Life lessons - don't eat taramasalata before a facial


I'll start with a life lesson: don't eat taramasalata before a facial. My failure to abide by this resulted in the most middle class of all middle class problems. What should have been a relaxing experience started to become nerve wracking when I was lying on the therapists bed and my mind wandered from the whale music and I realised that I probably smell of the large quantities of fish roe and garlic I had just snaffled. Should I 'fess up? Would this make the situation weirder? Or just keep my mouth clamped shut for the entirety of the session? I'm a Brit through and through so went with the second, more cowardly option. Similarly, don't eat taramasalata before an eye examination, before playing Chinese whispers or "pass-the-orange-using-only-your-chin", a job interview, getting your fringe cut or a date. In fact, don't touch the fishy stuff before any close face to face encounter with another human being.

That said absolutely DO make taramasalata.
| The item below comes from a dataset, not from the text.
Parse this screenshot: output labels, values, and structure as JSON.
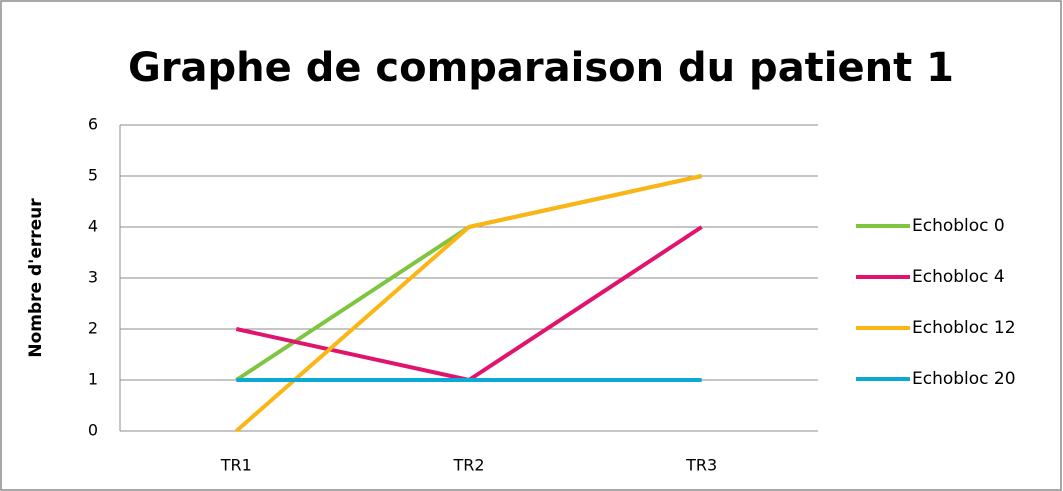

I now put taramasalata in the same category as Turkish delight: you think you don't like it, you have had the bright pink stuff forced upon you to much revulsion but it turns out the real stuff is nothing like the aggressively flavoured interlopers of the 80s. Just like Turkish delight, when you make it yourself, taramasalata is more velvety, more unctuous, and both far more delicately flavoured and coloured. Forget the luridly pink gritty paste and imagine being french kissed by a mermaid. A really sexy but slightly fish mermaid who has had a really good facial.  


To whip up this batch we went for the recipe by Tom Kerridge - you can find a copy of it here. We tweaked the recipe slightly, going for a rapeseed oil instead of olive oil. The rationale being that, just as is the case with pesto, pure olive oil can give a bitter flavour and it is better to go for a more neutral flavour leaving the olive oil for drizzling on the top. In a move that is very unlike us, we also held back on the garlic using only two cloves, albeit it plumpcious ones. In retrospect we would have used even less, maybe only one and half.

As recipes go, this one is a cracker. You could happily halve the quantities as the measures in the recipe produce a party sized tub. That is no bad thing as I have found that taramasalata this good happily slathers itself on most breads, is welcomingly mopped up by asparagus and can be daubed on pretty much anything savoury that needs an injection of fishy-velvety-umami. Kerridge serves it with slow cooked pork and flatbreads - more on that later.

Hummous is dead, long live taramasalata.